Can you imagine the bitterness from all of this?
Roger Kimball and Mark Steyn get "the situation in Iraq" exactly wrong, again, as usual, while Denis Halliday, former UN Assistant Secretary-General and UN Humanitarian Co-ordinator in Iraq, and nominee for the 2001 Nobel Peace Prize, gets it spot on.
"The reason the United Nations headquarters in Baghdad were bombed is because the UN has been taken over by the US and turned into a dark joke and a malignant force.
The West sees the UN as a benign organization, but the sad reality in much of the world is that the UN is not seen as benign.
In Iraq, the UN imposed sustained sanctions that probably killed up to one million people. Children were dying of malnutrition and water-borne diseases. The US and UK bombed the infrastructure in 1991, destroying power, water and sewage systems against the Geneva Convention. It was a great crime against Iraq.

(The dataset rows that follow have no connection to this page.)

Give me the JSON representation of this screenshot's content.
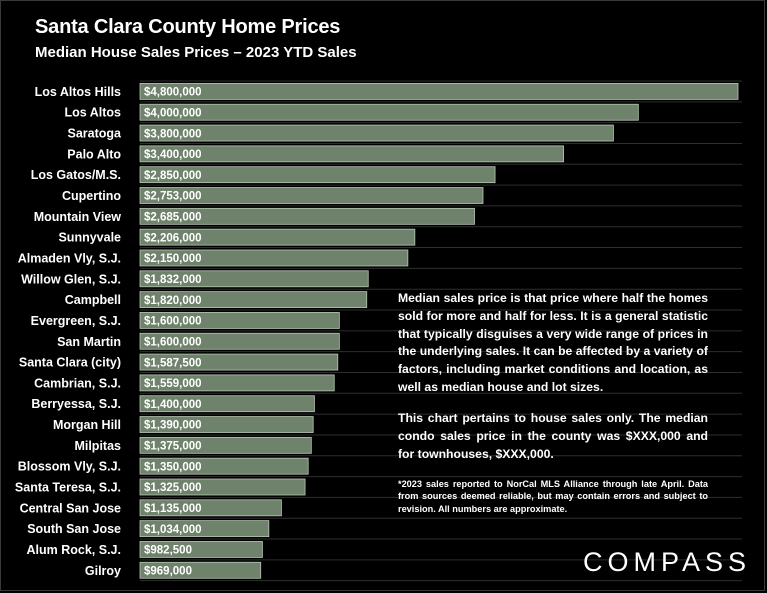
{
  "header": {
    "title": "Santa Clara County Home Prices",
    "subtitle": "Median House Sales Prices – 2023 YTD Sales"
  },
  "note": {
    "paragraph1": "Median sales price is that price where half the homes sold for more and half for less. It is a general statistic that typically disguises a very wide range of prices in the underlying sales. It can be affected by a variety of factors, including market conditions and location, as well as median house and lot sizes.",
    "paragraph2": "This chart pertains to house sales only. The median condo sales price in the county was $XXX,000 and for townhouses, $XXX,000.",
    "footnote": "*2023 sales reported to NorCal MLS Alliance through late April. Data from sources deemed reliable, but may contain errors and subject to revision. All numbers are approximate."
  },
  "logo": {
    "text": "COMPASS"
  },
  "colors": {
    "background": "#000000",
    "bar": "#6f826c",
    "bar_border": "#b9c6b6",
    "gridline": "#2e2e2e"
  },
  "chart_data": {
    "type": "bar",
    "orientation": "horizontal",
    "title": "Santa Clara County Home Prices",
    "subtitle": "Median House Sales Prices – 2023 YTD Sales",
    "xlabel": "",
    "ylabel": "",
    "xlim": [
      0,
      4800000
    ],
    "grid": true,
    "categories": [
      "Los Altos Hills",
      "Los Altos",
      "Saratoga",
      "Palo Alto",
      "Los Gatos/M.S.",
      "Cupertino",
      "Mountain View",
      "Sunnyvale",
      "Almaden Vly, S.J.",
      "Willow Glen, S.J.",
      "Campbell",
      "Evergreen, S.J.",
      "San Martin",
      "Santa Clara (city)",
      "Cambrian, S.J.",
      "Berryessa, S.J.",
      "Morgan Hill",
      "Milpitas",
      "Blossom Vly, S.J.",
      "Santa Teresa, S.J.",
      "Central San Jose",
      "South San Jose",
      "Alum Rock, S.J.",
      "Gilroy"
    ],
    "values": [
      4800000,
      4000000,
      3800000,
      3400000,
      2850000,
      2753000,
      2685000,
      2206000,
      2150000,
      1832000,
      1820000,
      1600000,
      1600000,
      1587500,
      1559000,
      1400000,
      1390000,
      1375000,
      1350000,
      1325000,
      1135000,
      1034000,
      982500,
      969000
    ],
    "value_labels": [
      "$4,800,000",
      "$4,000,000",
      "$3,800,000",
      "$3,400,000",
      "$2,850,000",
      "$2,753,000",
      "$2,685,000",
      "$2,206,000",
      "$2,150,000",
      "$1,832,000",
      "$1,820,000",
      "$1,600,000",
      "$1,600,000",
      "$1,587,500",
      "$1,559,000",
      "$1,400,000",
      "$1,390,000",
      "$1,375,000",
      "$1,350,000",
      "$1,325,000",
      "$1,135,000",
      "$1,034,000",
      "$982,500",
      "$969,000"
    ]
  }
}
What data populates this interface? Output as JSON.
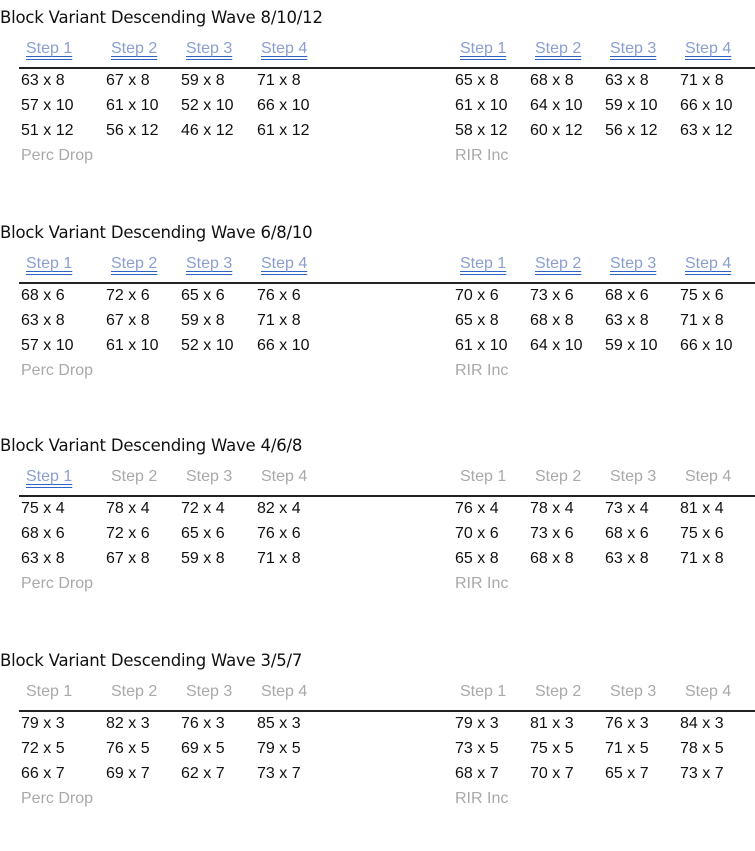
{
  "blocks": [
    {
      "title": "Block Variant Descending Wave 8/10/12",
      "left": {
        "headers": [
          "Step 1",
          "Step 2",
          "Step 3",
          "Step 4"
        ],
        "rows": [
          [
            "63 x 8",
            "67 x 8",
            "59 x 8",
            "71 x 8"
          ],
          [
            "57 x 10",
            "61 x 10",
            "52 x 10",
            "66 x 10"
          ],
          [
            "51 x 12",
            "56 x 12",
            "46 x 12",
            "61 x 12"
          ]
        ],
        "note": "Perc Drop"
      },
      "right": {
        "headers": [
          "Step 1",
          "Step 2",
          "Step 3",
          "Step 4"
        ],
        "rows": [
          [
            "65 x 8",
            "68 x 8",
            "63 x 8",
            "71 x 8"
          ],
          [
            "61 x 10",
            "64 x 10",
            "59 x 10",
            "66 x 10"
          ],
          [
            "58 x 12",
            "60 x 12",
            "56 x 12",
            "63 x 12"
          ]
        ],
        "note": "RIR Inc"
      }
    },
    {
      "title": "Block Variant Descending Wave 6/8/10",
      "left": {
        "headers": [
          "Step 1",
          "Step 2",
          "Step 3",
          "Step 4"
        ],
        "rows": [
          [
            "68 x 6",
            "72 x 6",
            "65 x 6",
            "76 x 6"
          ],
          [
            "63 x 8",
            "67 x 8",
            "59 x 8",
            "71 x 8"
          ],
          [
            "57 x 10",
            "61 x 10",
            "52 x 10",
            "66 x 10"
          ]
        ],
        "note": "Perc Drop"
      },
      "right": {
        "headers": [
          "Step 1",
          "Step 2",
          "Step 3",
          "Step 4"
        ],
        "rows": [
          [
            "70 x 6",
            "73 x 6",
            "68 x 6",
            "75 x 6"
          ],
          [
            "65 x 8",
            "68 x 8",
            "63 x 8",
            "71 x 8"
          ],
          [
            "61 x 10",
            "64 x 10",
            "59 x 10",
            "66 x 10"
          ]
        ],
        "note": "RIR Inc"
      }
    },
    {
      "title": "Block Variant Descending Wave 4/6/8",
      "left": {
        "headers": [
          "Step 1",
          "Step 2",
          "Step 3",
          "Step 4"
        ],
        "rows": [
          [
            "75 x 4",
            "78 x 4",
            "72 x 4",
            "82 x 4"
          ],
          [
            "68 x 6",
            "72 x 6",
            "65 x 6",
            "76 x 6"
          ],
          [
            "63 x 8",
            "67 x 8",
            "59 x 8",
            "71 x 8"
          ]
        ],
        "note": "Perc Drop"
      },
      "right": {
        "headers": [
          "Step 1",
          "Step 2",
          "Step 3",
          "Step 4"
        ],
        "rows": [
          [
            "76 x 4",
            "78 x 4",
            "73 x 4",
            "81 x 4"
          ],
          [
            "70 x 6",
            "73 x 6",
            "68 x 6",
            "75 x 6"
          ],
          [
            "65 x 8",
            "68 x 8",
            "63 x 8",
            "71 x 8"
          ]
        ],
        "note": "RIR Inc"
      }
    },
    {
      "title": "Block Variant Descending Wave 3/5/7",
      "left": {
        "headers": [
          "Step 1",
          "Step 2",
          "Step 3",
          "Step 4"
        ],
        "rows": [
          [
            "79 x 3",
            "82 x 3",
            "76 x 3",
            "85 x 3"
          ],
          [
            "72 x 5",
            "76 x 5",
            "69 x 5",
            "79 x 5"
          ],
          [
            "66 x 7",
            "69 x 7",
            "62 x 7",
            "73 x 7"
          ]
        ],
        "note": "Perc Drop"
      },
      "right": {
        "headers": [
          "Step 1",
          "Step 2",
          "Step 3",
          "Step 4"
        ],
        "rows": [
          [
            "79 x 3",
            "81 x 3",
            "76 x 3",
            "84 x 3"
          ],
          [
            "73 x 5",
            "75 x 5",
            "71 x 5",
            "78 x 5"
          ],
          [
            "68 x 7",
            "70 x 7",
            "65 x 7",
            "73 x 7"
          ]
        ],
        "note": "RIR Inc"
      }
    }
  ]
}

Thirteen years of sanctions made it impossible for Iraq to repair the damage. That is why we have such tremendous resentment and anger against the UN in Iraq. There is a sense that the UN humiliated the Iraqi people and society. I would use the term genocide to define the use of sanctions against Iraq. Several million Iraqis are suffering cancers because of the use of depleted uranium shells. That's an atrocity. Can you imagine the bitterness from all of this?"
Kimball and Steyn can only imagine "the terrorists" watching CNN and the BBC. Maybe they're angry because none of what Halliday says gets reported - or maybe that's just missing the point?